Arlene Foster

A lot of clients I carry work out for are not based in Belfast.  Clients outside of Belfast usually want a Belfast photographer to assist them in absence of their own photographer.  This makes sense as usually budgets aren’t available to transport photographers from one country to another.  Granted sometimes there is enough budgeted for travel but more often than not my clients from outside Northern Ireland opt for a local photographer.

An accountancy body based in London representing the accountancy profession globally got in touch recently as they needed some photographs of the then Finance Minister of Northern Ireland, Arlene Foster.  The photographs would be used in a magazine available both on and offline published by the company who hired me.

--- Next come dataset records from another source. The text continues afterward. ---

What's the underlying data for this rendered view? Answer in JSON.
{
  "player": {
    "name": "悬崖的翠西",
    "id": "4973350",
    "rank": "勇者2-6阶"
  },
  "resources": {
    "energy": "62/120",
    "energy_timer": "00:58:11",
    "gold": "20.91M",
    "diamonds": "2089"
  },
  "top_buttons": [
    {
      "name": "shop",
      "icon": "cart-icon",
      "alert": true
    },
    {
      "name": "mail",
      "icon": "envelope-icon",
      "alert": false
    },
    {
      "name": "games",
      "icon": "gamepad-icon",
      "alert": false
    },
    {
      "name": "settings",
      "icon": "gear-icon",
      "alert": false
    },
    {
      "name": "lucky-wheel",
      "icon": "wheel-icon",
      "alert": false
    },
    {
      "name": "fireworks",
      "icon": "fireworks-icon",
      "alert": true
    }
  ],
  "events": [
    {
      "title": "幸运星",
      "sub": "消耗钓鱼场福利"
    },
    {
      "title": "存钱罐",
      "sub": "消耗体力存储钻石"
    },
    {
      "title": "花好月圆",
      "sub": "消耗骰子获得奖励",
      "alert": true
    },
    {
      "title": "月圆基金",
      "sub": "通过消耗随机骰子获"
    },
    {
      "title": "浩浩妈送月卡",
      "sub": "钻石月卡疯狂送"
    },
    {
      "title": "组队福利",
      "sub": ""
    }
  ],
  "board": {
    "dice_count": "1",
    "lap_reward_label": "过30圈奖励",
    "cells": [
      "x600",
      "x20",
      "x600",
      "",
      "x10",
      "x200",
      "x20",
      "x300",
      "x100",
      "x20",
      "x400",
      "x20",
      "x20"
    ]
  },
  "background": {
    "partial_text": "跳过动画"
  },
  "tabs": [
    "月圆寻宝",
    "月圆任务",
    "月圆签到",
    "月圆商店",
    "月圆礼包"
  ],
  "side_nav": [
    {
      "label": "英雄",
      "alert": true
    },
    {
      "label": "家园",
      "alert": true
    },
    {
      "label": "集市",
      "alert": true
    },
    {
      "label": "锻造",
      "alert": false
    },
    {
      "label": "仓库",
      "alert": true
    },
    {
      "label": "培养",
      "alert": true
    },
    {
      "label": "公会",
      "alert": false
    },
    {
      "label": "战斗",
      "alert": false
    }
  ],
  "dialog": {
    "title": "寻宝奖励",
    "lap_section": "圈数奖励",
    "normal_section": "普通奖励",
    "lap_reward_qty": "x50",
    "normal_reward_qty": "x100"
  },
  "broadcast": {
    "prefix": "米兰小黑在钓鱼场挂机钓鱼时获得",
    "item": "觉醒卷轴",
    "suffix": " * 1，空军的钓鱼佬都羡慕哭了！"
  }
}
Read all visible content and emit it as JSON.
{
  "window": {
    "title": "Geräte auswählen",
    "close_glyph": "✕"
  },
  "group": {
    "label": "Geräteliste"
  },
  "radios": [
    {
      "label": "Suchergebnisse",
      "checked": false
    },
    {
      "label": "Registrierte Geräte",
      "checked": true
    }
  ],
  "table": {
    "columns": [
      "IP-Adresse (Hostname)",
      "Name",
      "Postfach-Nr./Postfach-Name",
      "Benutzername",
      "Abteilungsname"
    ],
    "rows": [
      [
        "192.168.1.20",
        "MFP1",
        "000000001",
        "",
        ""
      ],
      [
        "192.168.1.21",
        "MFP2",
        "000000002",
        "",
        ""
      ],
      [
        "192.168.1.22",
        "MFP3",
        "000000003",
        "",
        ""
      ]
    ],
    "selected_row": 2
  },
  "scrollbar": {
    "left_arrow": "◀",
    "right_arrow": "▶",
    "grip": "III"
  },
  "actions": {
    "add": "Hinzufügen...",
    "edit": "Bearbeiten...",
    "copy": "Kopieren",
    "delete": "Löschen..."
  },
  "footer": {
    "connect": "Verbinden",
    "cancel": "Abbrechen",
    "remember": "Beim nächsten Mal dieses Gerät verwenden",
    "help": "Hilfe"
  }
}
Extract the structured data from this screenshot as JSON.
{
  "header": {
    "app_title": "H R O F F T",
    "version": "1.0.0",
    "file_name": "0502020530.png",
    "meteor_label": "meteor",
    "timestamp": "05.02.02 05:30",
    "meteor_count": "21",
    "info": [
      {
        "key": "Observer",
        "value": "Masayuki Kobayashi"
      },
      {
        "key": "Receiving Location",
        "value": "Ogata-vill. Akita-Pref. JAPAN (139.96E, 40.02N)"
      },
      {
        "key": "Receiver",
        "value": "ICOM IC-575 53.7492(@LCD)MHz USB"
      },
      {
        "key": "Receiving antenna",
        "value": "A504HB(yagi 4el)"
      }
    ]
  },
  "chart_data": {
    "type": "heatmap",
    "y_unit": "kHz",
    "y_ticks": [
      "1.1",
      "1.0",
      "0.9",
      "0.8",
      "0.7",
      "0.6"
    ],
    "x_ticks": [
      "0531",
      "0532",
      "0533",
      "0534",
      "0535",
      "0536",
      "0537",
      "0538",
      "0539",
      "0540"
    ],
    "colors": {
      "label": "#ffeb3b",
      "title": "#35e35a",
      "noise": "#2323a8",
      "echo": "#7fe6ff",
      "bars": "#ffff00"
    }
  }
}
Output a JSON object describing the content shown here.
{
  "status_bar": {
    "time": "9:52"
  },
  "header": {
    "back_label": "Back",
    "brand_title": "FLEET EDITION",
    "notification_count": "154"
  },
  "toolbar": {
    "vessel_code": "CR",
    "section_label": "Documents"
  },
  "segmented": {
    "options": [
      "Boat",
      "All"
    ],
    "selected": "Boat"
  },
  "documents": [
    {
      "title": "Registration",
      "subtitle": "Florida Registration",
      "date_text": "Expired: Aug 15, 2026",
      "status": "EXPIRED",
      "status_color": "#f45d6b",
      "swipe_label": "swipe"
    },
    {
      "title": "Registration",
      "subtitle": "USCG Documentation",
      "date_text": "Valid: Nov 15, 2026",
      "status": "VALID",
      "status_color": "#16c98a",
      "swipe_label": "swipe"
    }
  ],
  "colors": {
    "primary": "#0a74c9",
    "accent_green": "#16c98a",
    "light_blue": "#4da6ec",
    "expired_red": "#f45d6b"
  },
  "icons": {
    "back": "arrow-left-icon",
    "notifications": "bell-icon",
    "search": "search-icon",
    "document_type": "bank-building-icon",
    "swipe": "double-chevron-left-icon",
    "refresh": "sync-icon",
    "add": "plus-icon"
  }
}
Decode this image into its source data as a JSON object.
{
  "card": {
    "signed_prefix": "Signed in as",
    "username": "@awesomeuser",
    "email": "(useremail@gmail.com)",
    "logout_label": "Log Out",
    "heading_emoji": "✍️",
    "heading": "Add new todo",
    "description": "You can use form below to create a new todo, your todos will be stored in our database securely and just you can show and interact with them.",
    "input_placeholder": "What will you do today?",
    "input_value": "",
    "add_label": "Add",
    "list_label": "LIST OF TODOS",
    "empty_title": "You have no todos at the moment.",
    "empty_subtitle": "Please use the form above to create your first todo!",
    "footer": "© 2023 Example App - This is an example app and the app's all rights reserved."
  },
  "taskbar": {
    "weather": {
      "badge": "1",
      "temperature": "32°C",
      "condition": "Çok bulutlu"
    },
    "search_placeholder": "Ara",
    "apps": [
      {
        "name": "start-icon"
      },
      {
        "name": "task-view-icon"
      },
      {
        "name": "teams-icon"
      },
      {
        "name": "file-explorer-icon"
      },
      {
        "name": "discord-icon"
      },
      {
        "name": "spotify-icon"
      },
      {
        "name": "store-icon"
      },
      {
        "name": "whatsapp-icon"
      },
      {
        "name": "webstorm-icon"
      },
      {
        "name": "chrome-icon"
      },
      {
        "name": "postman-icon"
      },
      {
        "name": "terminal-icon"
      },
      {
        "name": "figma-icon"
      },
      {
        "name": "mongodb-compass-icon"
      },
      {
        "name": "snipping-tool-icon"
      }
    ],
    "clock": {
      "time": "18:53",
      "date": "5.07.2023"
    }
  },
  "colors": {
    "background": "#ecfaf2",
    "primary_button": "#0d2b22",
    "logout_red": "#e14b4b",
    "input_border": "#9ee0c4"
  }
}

I was sent a brief by my client which included a PDF template showing stock images and the layout of the publication.  I was also sent contact details of the journalist who would be meeting me to collect the information for the publication.

We were scheduled to have an hour with Arlene Foster but I knew after existing portrait sessions with notable members of the community I would be lucky to have half of that.  The journalist I met only had to prepare a report of approximately 1800 words and I was warned that it wouldn’t take him long to get everything that he needed.

This photo shoot would be broken in to two parts.  The first part would be the formal interview stage with the journalist.  Whilst he was interviewing Arlene I got a small selection of informal as the two of them talked.  The next part would require a bit of preparation so I left the interview early to get set up for the formal portraits.  This brief was quite specific so if I had the choice I may have taken the images slightly differently.

As I was quickly running out of time I had to keep the formal portraits super simple.  I opted for two speed lights.  One was bare and would be used to fill the room and the other would be fitted with an umbrella for the main light to illuminate my subject.  By the time the journalist was finished I had set up in the room next door and I was ready to go.

I had less than five minutes with Arlene so I was limited to three different set ups.  Quite often I have to skirt the line of not having enough time and making sure I get enough imagery for my clients.  I kept the set ups very close to each other so there wouldn’t be any time wasted in moving to different parts of the building.